Understanding that the community I am building doesn’t belong to me. The moment I learned to let go, allow others’ visions and ideas in, distribute control and share accountability, everything changed. Learning from other community professionals is important, and I took lots of inspiration from those walking the path before me, but I saw my work lead to the most impact when I followed my intuition and I connected genuinely with those I was building the community with.

What's your favourite community platform?

What is “community” for you?

A collective space that works like an accelerator platform, and enables its members to achieve goals, no matter if personal, professional, or both.

What's one single strategy that you may suggest to increase value for the people in your community?

There’s one strategy that is yet to disappoint me when it comes to member engagement: shifting from thinking about “engagement tactics” to obsessions about “value creation”. Why are our members here?
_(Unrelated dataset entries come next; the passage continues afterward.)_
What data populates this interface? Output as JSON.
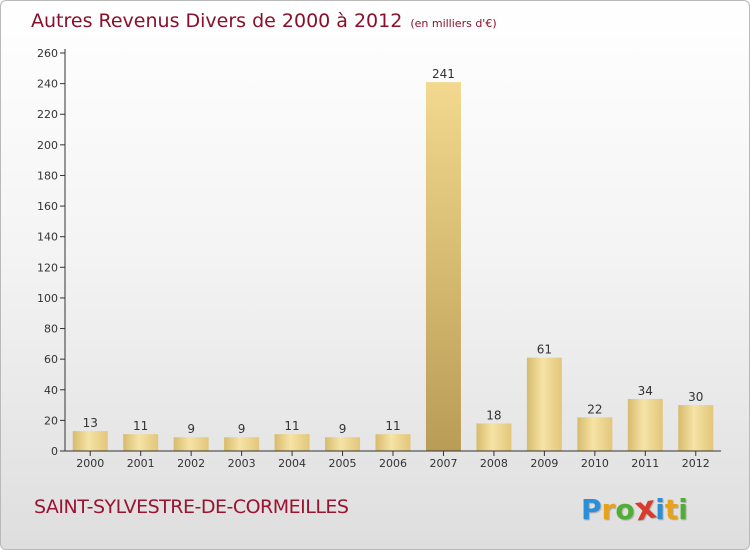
{
  "title": "Autres Revenus Divers de 2000 à 2012",
  "title_unit": "(en milliers d'€)",
  "commune": "SAINT-SYLVESTRE-DE-CORMEILLES",
  "logo": {
    "text": "Proxiti",
    "letters": [
      {
        "ch": "P",
        "color": "#2a8fd6"
      },
      {
        "ch": "r",
        "color": "#e8a21a"
      },
      {
        "ch": "o",
        "color": "#4fae33"
      },
      {
        "ch": "x",
        "color": "#d93a2b"
      },
      {
        "ch": "i",
        "color": "#2a8fd6"
      },
      {
        "ch": "t",
        "color": "#e8a21a"
      },
      {
        "ch": "i",
        "color": "#4fae33"
      }
    ]
  },
  "colors": {
    "title": "#8a0f2b",
    "bar_light": "#f3dc98",
    "bar_dark": "#c3a55a",
    "axis": "#333333"
  },
  "chart_data": {
    "type": "bar",
    "title": "Autres Revenus Divers de 2000 à 2012",
    "xlabel": "",
    "ylabel": "",
    "categories": [
      "2000",
      "2001",
      "2002",
      "2003",
      "2004",
      "2005",
      "2006",
      "2007",
      "2008",
      "2009",
      "2010",
      "2011",
      "2012"
    ],
    "values": [
      13,
      11,
      9,
      9,
      11,
      9,
      11,
      241,
      18,
      61,
      22,
      34,
      30
    ],
    "ylim": [
      0,
      260
    ],
    "yticks": [
      0,
      20,
      40,
      60,
      80,
      100,
      120,
      140,
      160,
      180,
      200,
      220,
      240,
      260
    ],
    "highlight_index": 7,
    "grid": false,
    "data_labels": true
  }
}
What needs and pains do they have? And how can we collectively, as a community, tackle these challenges? We use co-creation, collaborative projects, and control distribution to a Core Team as levers to help us deliver value constantly and scale with the available resources. Community projects and initiatives usually come from member discovery; we publish a call to action, rally a small team to bring the vision to life, and trust them with the process. The loop is closed by constant genuine recognition of their work and generosity in making these opportunities available to the community.

What would you recommend to those just starting into community management?

Just start—You are already ready! Build a community around something you are madly passionate about—It will drive you through setbacks. Start small, and focus on value—You’ll never have to worry about engagement. You don’t need to have all the answers—The community will “talk back” and they’ll tell you what to do.